Consider these options for faculty supporters:
- Have a representative from the mental health services speak in every first-year seminar class to share the different resources and all the ways to access them.
- Train your faculty members to prepare for these crucial interactions.
- Provide faculty with email templates and print materials to easily refer students to mental health services.
- Provide every academic adviser with a table tent or poster to place in view of students whenever they come in to check-in.
Remember that if you are pushing that you have caring faculty to students, they need to follow through. Faculty and peer support can be some of the most important factors driving retention for those struggling with mental health.
Peer Support Options
It’s well known that people will often turn to friends and family for support as a first step. Young adults and youth have a strong influence on their peers.
Finding a way to offer structured peer support can be an invaluable tool to improving overall mental health on your campus. This could be anything from peer-education programs to peer coaching, peer-staffed hotlines and even anonymous, online peer-to-peer support platforms.
According to a report from the Mary Christie Institute, “Peer support can be a ‘bridge’ to professional counseling services and may help to bring reluctant students into a community of care.”
The authors continue to say that this is especially true of minority populations, including students of color and international students.
If you don’t already have a club/organization event for student-led groups, consider creating one and having one of the mental health support groups appear as a speaker during the event.
These mental health and wellbeing support groups would also be an asset to use during campus visits for prospective students or admitted students. Let current and prospective students know that you care about their well-being.
Some students either can’t make use of on-campus resources due to distance or prefer to access resources remotely for other reasons. Providing both on-campus and virtual counseling options is game-changing for those who need support.

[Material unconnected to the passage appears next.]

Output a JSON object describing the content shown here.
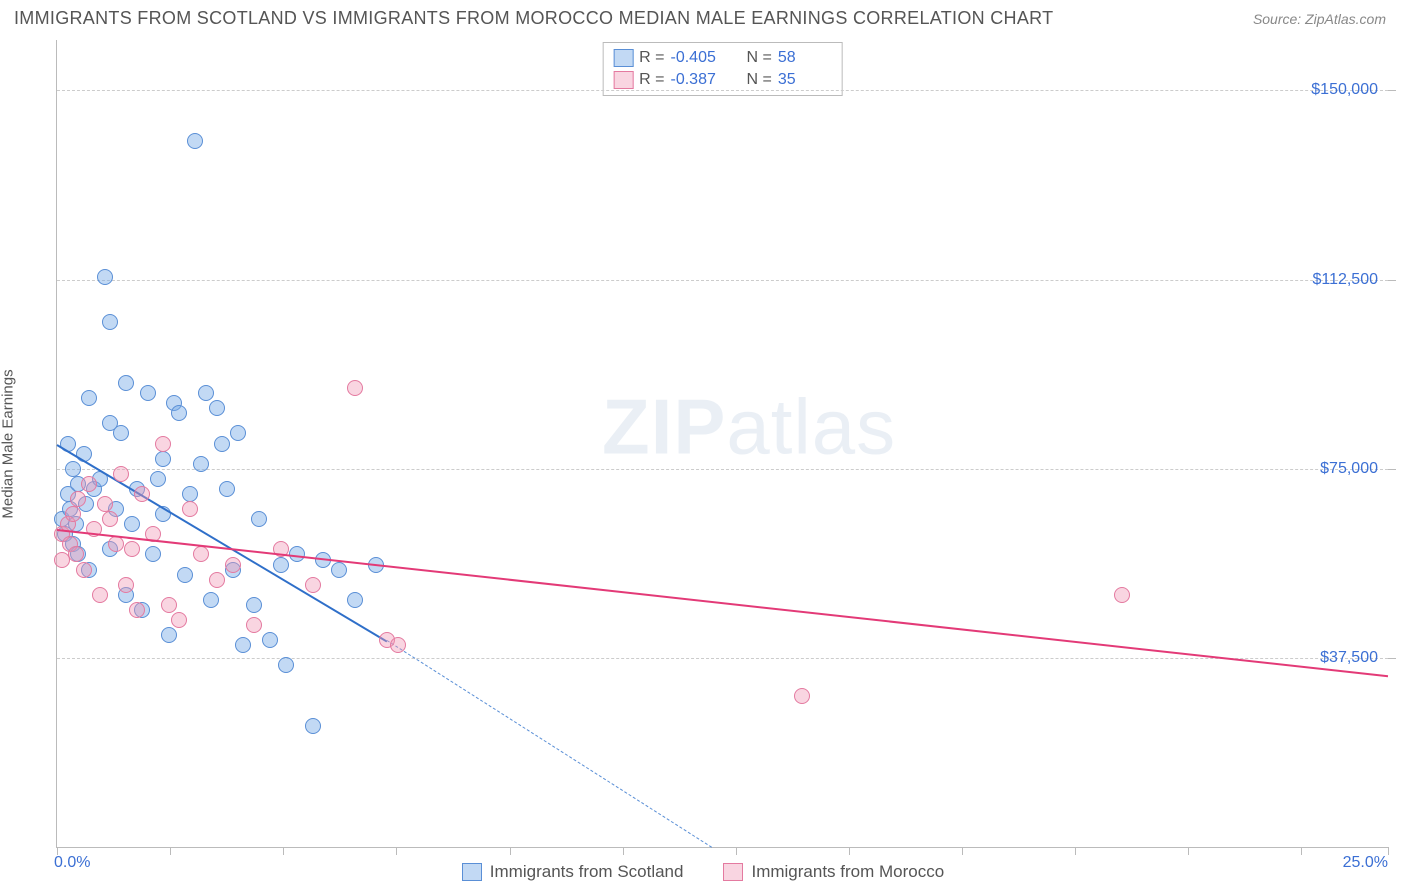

“College is all about relationships. High touch combined with high tech,” Schmidt told Hanover Research.
Another virtual option that West Virginia University offers is a 24-7 crisis line, where students can text a trained counselor for support, guidance and an active listener. They also offer another line for callers who need that support or intervention.
Private Counseling Spaces
One barrier to counseling for students is the lack of a private space to speak in confidence to a counselor, according to Hanover Research. Many students live in dorms or in houses with other people, making them self-conscious and unwilling to pursue digital counseling options.

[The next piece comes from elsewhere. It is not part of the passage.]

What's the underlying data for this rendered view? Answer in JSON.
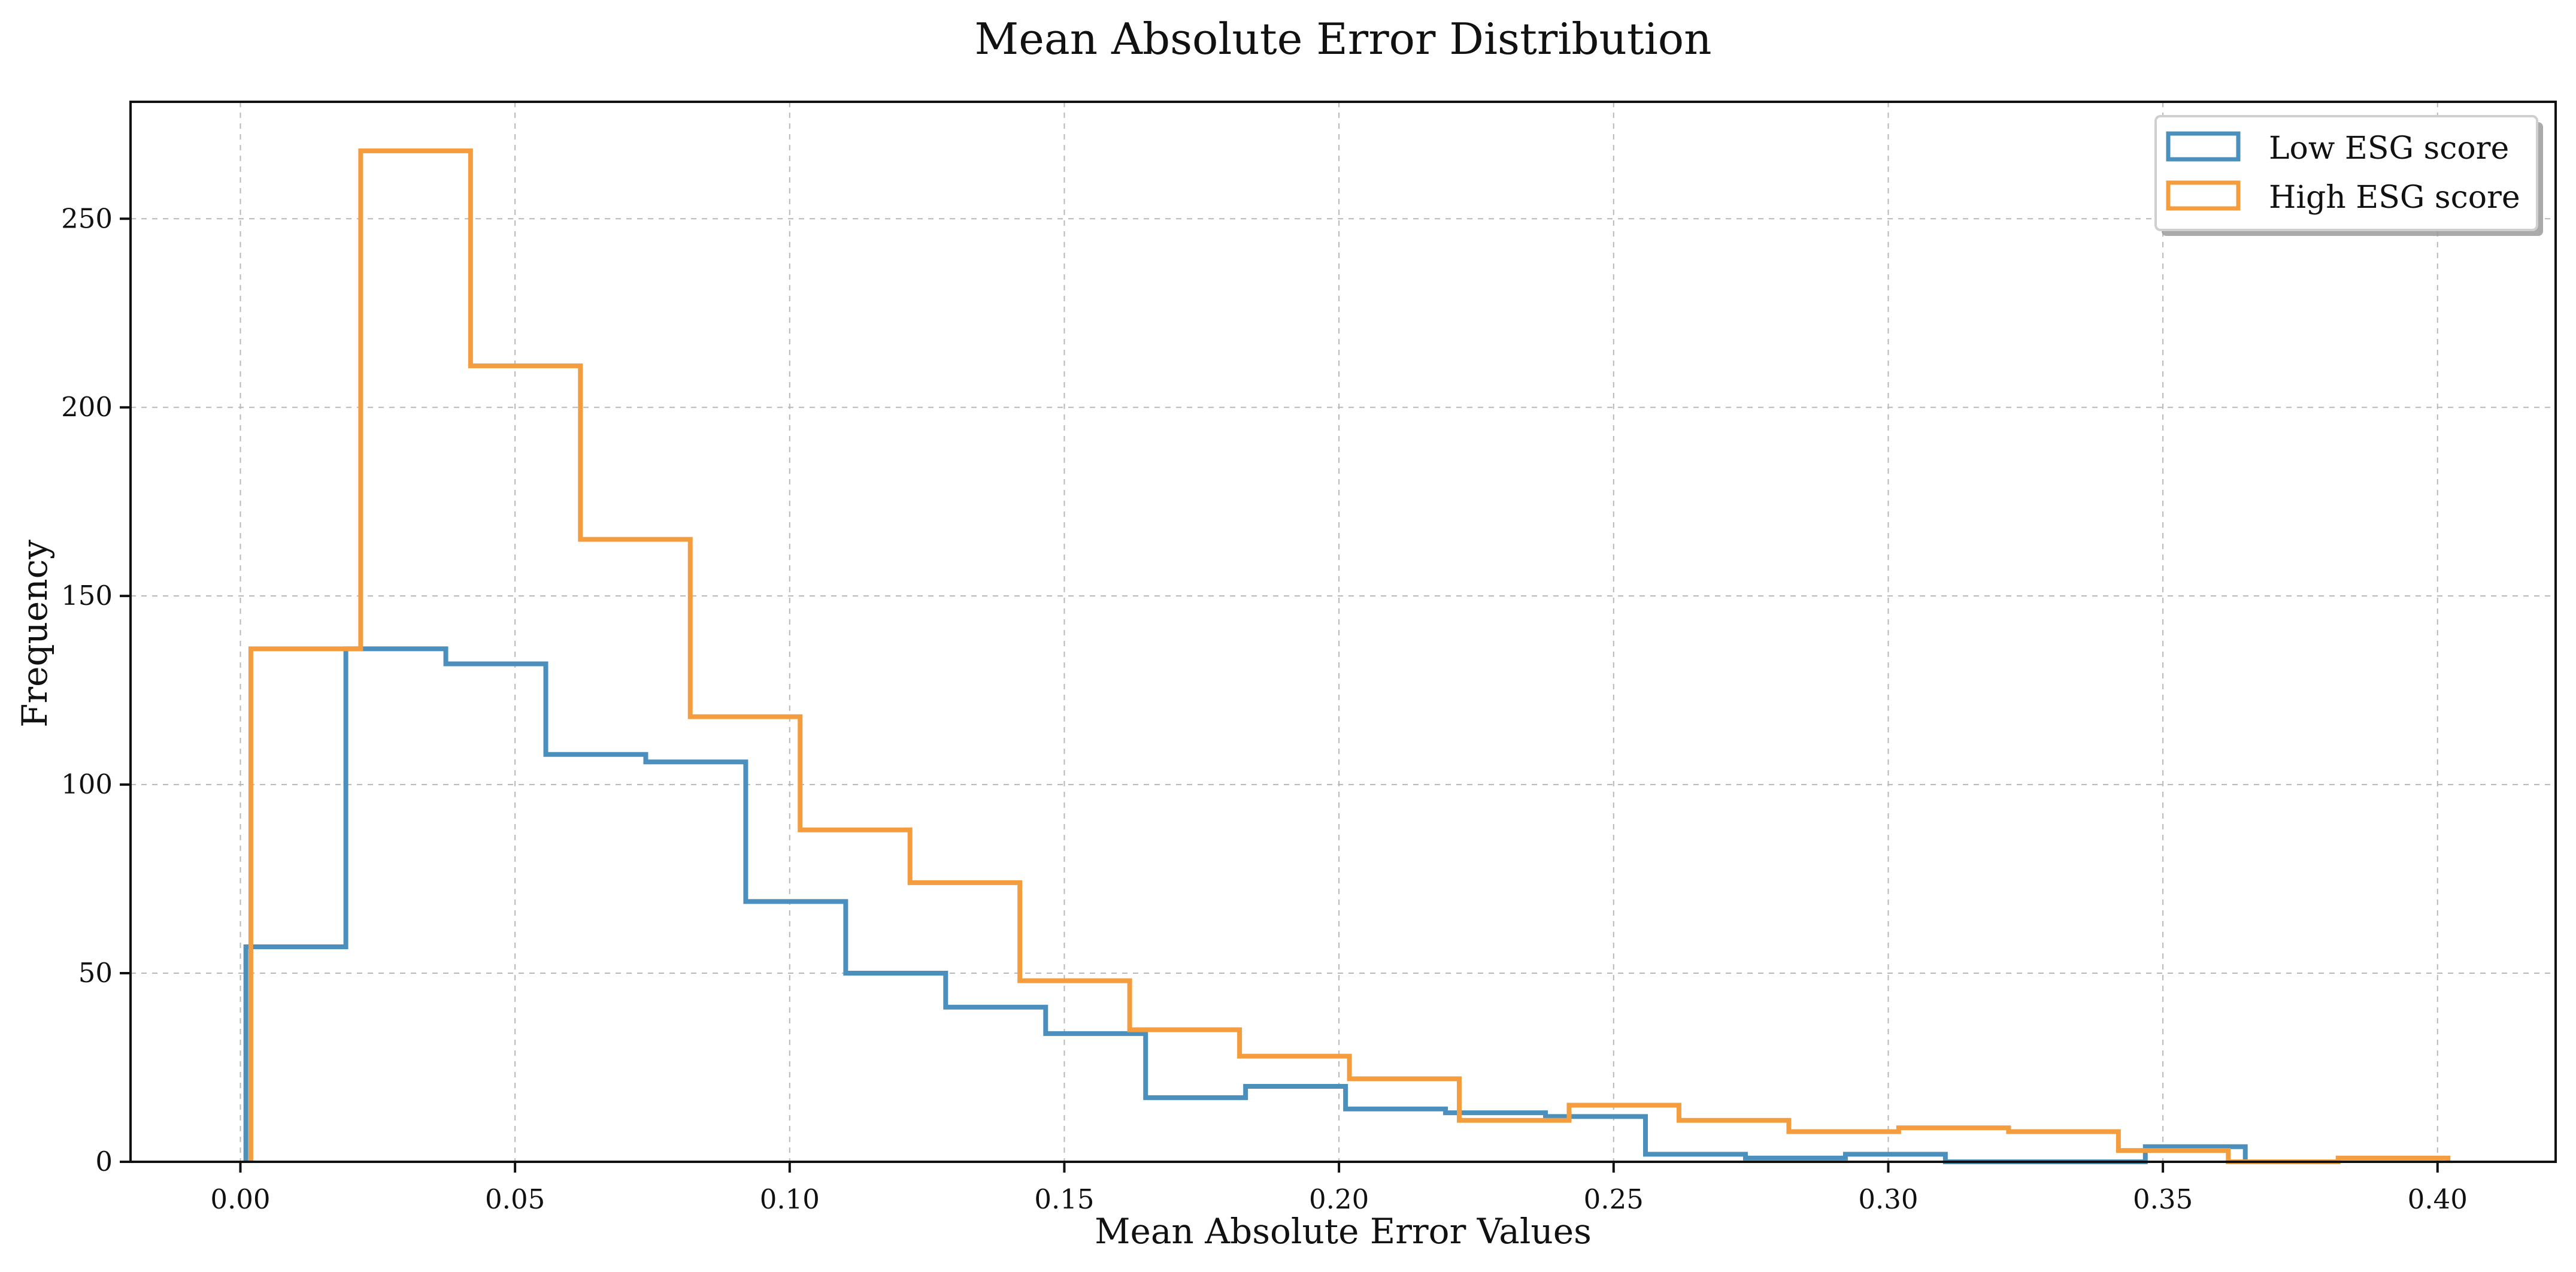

These topics are incredibly personal, and many students do not want others to overhear. Providing private rooms where there’s no interference or other people for students to be wary of is a great way to encourage students to use your services.
WHAT’S NEXT: FOLLOWING THROUGH
Don’t let your students’ mental health fly under the radar. It’s just as important as their physical health.

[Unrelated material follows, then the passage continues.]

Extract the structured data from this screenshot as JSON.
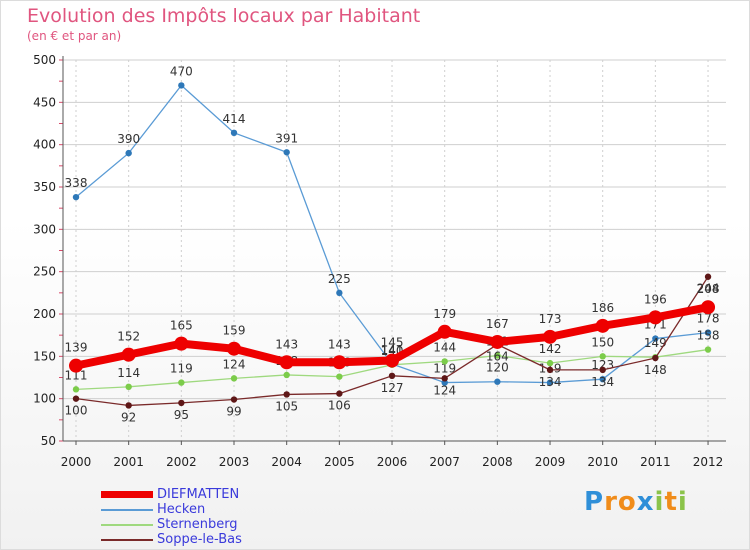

According to Hanover Research, 14 percent of students who drop out of post-secondary education cite their mental health as their main reason for leaving. In a time when retention averages around 66 percent, getting students to know about and utilize mental health resources can be crucial to raising retention rates.
Decrease the barriers to your mental health services. Students need to know that you care about their well-being. Show them that they made the right choice choosing your school by actively supporting them through their mental health struggles.
Set your students up for success. Consider what your institution has for mental health services to ensure your students have access to everything they need to have a healthy mind and the best college experience possible.
Market these services both online and in-person to prospective students and, most importantly, current students. Get students the help they need to not only survive through college but thrive through college.